DOW JONES NEWSWIRES 
 

Foster Wheeler Ltd.'s (FWLT) first-quarter earnings slumped 47% as the engineering and construction company saw a drop in volume, helping push results below analysts' expectations.

Concerns such as Foster Wheeler and rivals Fluor Corp. (FLR) and Jacobs Engineering Group Inc. (JEC) are vulnerable to a prolonged downturn in oil and natural gas prices as producers scale back on projects. Tight credit and the recession pose a likely deterrent to big construction projects.

Foster Wheeler reported a profit of $72.9 million, or 57 cents a share, down from $138.1 million, or 95 cents a share, a year earlier.
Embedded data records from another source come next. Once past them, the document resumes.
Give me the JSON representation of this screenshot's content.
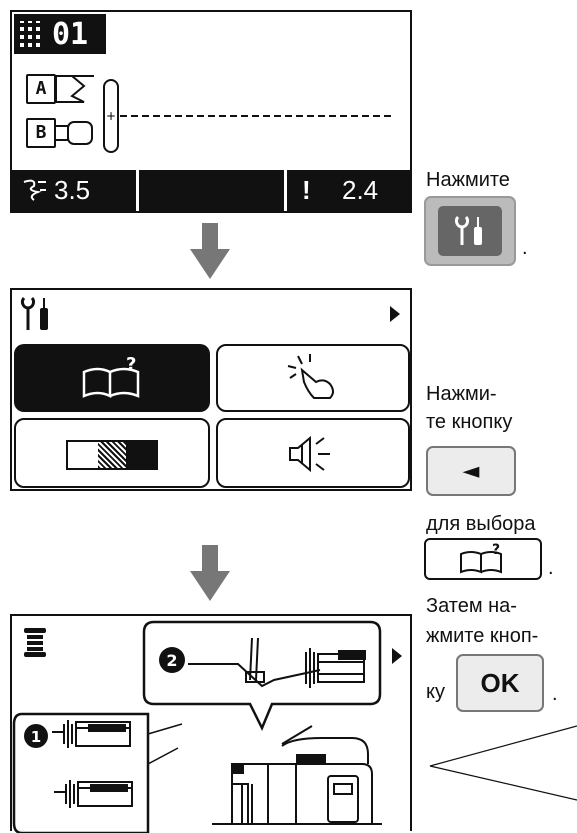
{
  "screen1": {
    "pattern_number": "01",
    "tag_a": "A",
    "tag_b": "B",
    "tension_value": "3.5",
    "warning_mark": "!",
    "stitch_length": "2.4"
  },
  "screen3": {
    "icon": "spool-icon"
  },
  "instructions": {
    "step1": "Нажмите",
    "step1_suffix": ".",
    "step2_line1": "Нажми-",
    "step2_line2": "те кнопку",
    "left_arrow": "◄",
    "step2_line3": "для выбора",
    "step2_suffix": ".",
    "step3_line1": "Затем на-",
    "step3_line2": "жмите кноп-",
    "step3_prefix": "ку",
    "ok_label": "OK",
    "step3_suffix": "."
  },
  "colors": {
    "arrow": "#777777",
    "lcd_fg": "#111111",
    "button_bg": "#ececec"
  }
}
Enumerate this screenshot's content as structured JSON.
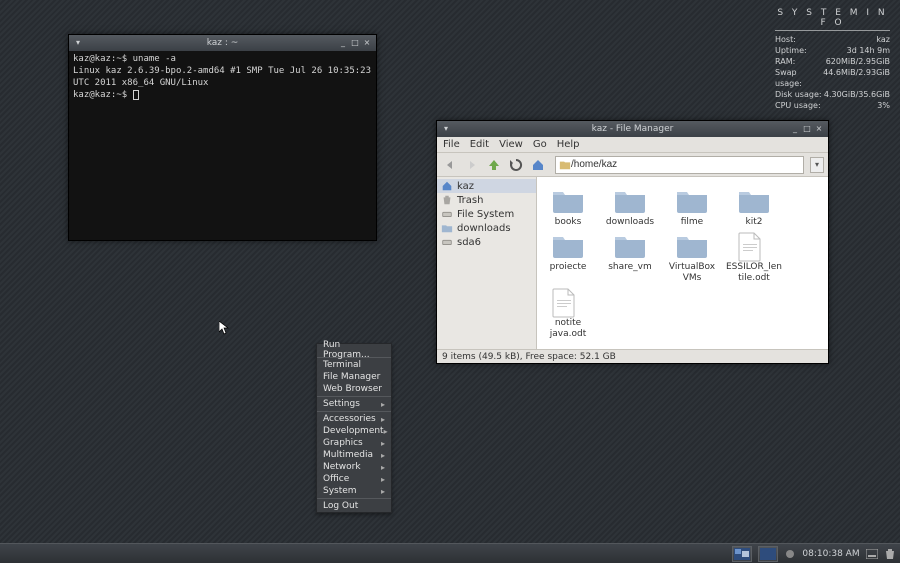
{
  "sysinfo": {
    "title": "S Y S T E M   I N F O",
    "rows": [
      {
        "label": "Host:",
        "value": "kaz"
      },
      {
        "label": "Uptime:",
        "value": "3d 14h 9m"
      },
      {
        "label": "RAM:",
        "value": "620MiB/2.95GiB"
      },
      {
        "label": "Swap usage:",
        "value": "44.6MiB/2.93GiB"
      },
      {
        "label": "Disk usage:",
        "value": "4.30GiB/35.6GiB"
      },
      {
        "label": "CPU usage:",
        "value": "3%"
      }
    ]
  },
  "terminal": {
    "title": "kaz : ~",
    "prompt1": "kaz@kaz:~$ ",
    "cmd1": "uname -a",
    "output": "Linux kaz 2.6.39-bpo.2-amd64 #1 SMP Tue Jul 26 10:35:23 UTC 2011 x86_64 GNU/Linux",
    "prompt2": "kaz@kaz:~$ "
  },
  "fm": {
    "title": "kaz - File Manager",
    "menubar": [
      "File",
      "Edit",
      "View",
      "Go",
      "Help"
    ],
    "location": "/home/kaz",
    "sidebar": [
      {
        "label": "kaz",
        "icon": "home",
        "selected": true
      },
      {
        "label": "Trash",
        "icon": "trash"
      },
      {
        "label": "File System",
        "icon": "drive"
      },
      {
        "label": "downloads",
        "icon": "folder"
      },
      {
        "label": "sda6",
        "icon": "drive"
      }
    ],
    "files": [
      {
        "label": "books",
        "type": "folder"
      },
      {
        "label": "downloads",
        "type": "folder"
      },
      {
        "label": "filme",
        "type": "folder"
      },
      {
        "label": "kit2",
        "type": "folder"
      },
      {
        "label": "proiecte",
        "type": "folder"
      },
      {
        "label": "share_vm",
        "type": "folder"
      },
      {
        "label": "VirtualBox VMs",
        "type": "folder"
      },
      {
        "label": "ESSILOR_lentile.odt",
        "type": "doc"
      },
      {
        "label": "notite java.odt",
        "type": "doc"
      }
    ],
    "status": "9 items (49.5 kB), Free space: 52.1 GB"
  },
  "ctx": {
    "items": [
      {
        "label": "Run Program...",
        "sub": false
      },
      {
        "sep": true
      },
      {
        "label": "Terminal",
        "sub": false
      },
      {
        "label": "File Manager",
        "sub": false
      },
      {
        "label": "Web Browser",
        "sub": false
      },
      {
        "sep": true
      },
      {
        "label": "Settings",
        "sub": true
      },
      {
        "sep": true
      },
      {
        "label": "Accessories",
        "sub": true
      },
      {
        "label": "Development",
        "sub": true
      },
      {
        "label": "Graphics",
        "sub": true
      },
      {
        "label": "Multimedia",
        "sub": true
      },
      {
        "label": "Network",
        "sub": true
      },
      {
        "label": "Office",
        "sub": true
      },
      {
        "label": "System",
        "sub": true
      },
      {
        "sep": true
      },
      {
        "label": "Log Out",
        "sub": false
      }
    ]
  },
  "taskbar": {
    "workspaces": 2,
    "clock": "08:10:38 AM"
  }
}
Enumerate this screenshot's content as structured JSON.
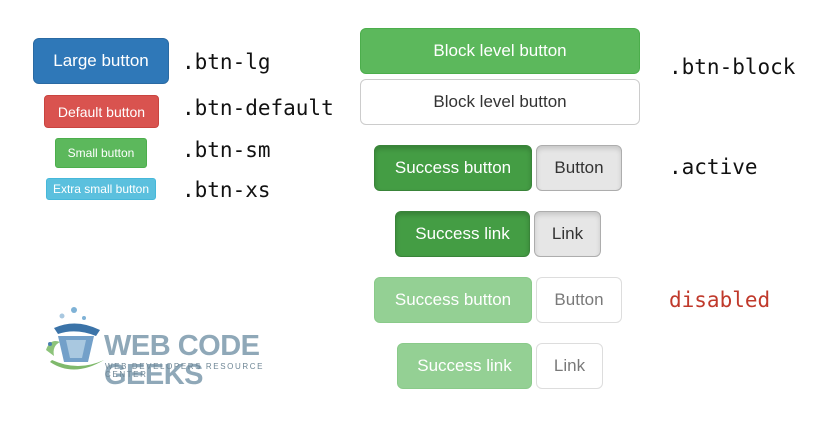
{
  "sizes": {
    "large": "Large button",
    "default": "Default button",
    "small": "Small button",
    "xsmall": "Extra small button",
    "label_lg": ".btn-lg",
    "label_default": ".btn-default",
    "label_sm": ".btn-sm",
    "label_xs": ".btn-xs"
  },
  "block": {
    "success": "Block level button",
    "default": "Block level button",
    "label": ".btn-block"
  },
  "active": {
    "success_button": "Success button",
    "button": "Button",
    "success_link": "Success link",
    "link": "Link",
    "label": ".active"
  },
  "disabled": {
    "success_button": "Success button",
    "button": "Button",
    "success_link": "Success link",
    "link": "Link",
    "label": "disabled"
  },
  "logo": {
    "name": "WEB CODE GEEKS",
    "tagline": "WEB DEVELOPERS RESOURCE CENTER"
  },
  "colors": {
    "primary": "#2f78b8",
    "danger": "#d9534f",
    "success": "#5cb85c",
    "info": "#5bc0de",
    "disabled_label": "#c0392b"
  }
}
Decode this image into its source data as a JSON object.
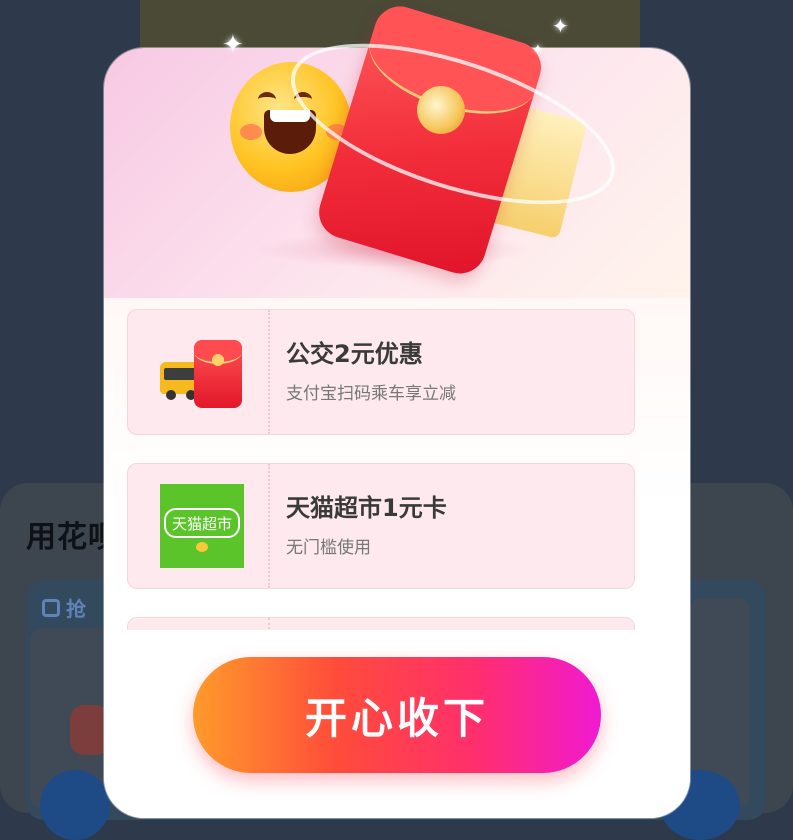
{
  "background": {
    "section_title": "用花呗",
    "card_tab": "抢"
  },
  "coupons": [
    {
      "title": "公交2元优惠",
      "subtitle": "支付宝扫码乘车享立减",
      "icon": "bus-red-packet-icon"
    },
    {
      "title": "天猫超市1元卡",
      "subtitle": "无门槛使用",
      "icon": "tmall-supermarket-icon",
      "icon_text": "天猫超市"
    }
  ],
  "cta": {
    "label": "开心收下"
  },
  "colors": {
    "cta_gradient": [
      "#ff9b2b",
      "#ff4c3a",
      "#ff2e6e",
      "#f01ad2"
    ],
    "coupon_bg": "#fde9ee",
    "tmall_green": "#5bc42b"
  }
}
Excluding various charges and gains, earnings fell to 59 cents from 85 cents.

Revenue decreased 30% to $1.26 billion.

Analysts polled by Thomson Reuters most recently were looking for earnings of 68 cents on revenue of $1.51 billion.

Gross margin rose to 12.9% from 12.1% on lower costs.

Despite the quarter's weakness, Chairman and Chief Executive Raymond Milchovich highlighted Foster Wheeler getting its biggest-ever contract by man-hours for a new oil refinery in India. The project is just gearing up and didn't contribute materially to first-quarter results, he said.

Foster Wheeler had bounced back in recent years from a string of losses, helped by increased energy-industry demand. But the company in recent quarters has seen weak demand in that sector.

Shares closed at $24.04 on Tuesday and didn't trade premarket. The company's stock is down by roughly two-thirds in the past year.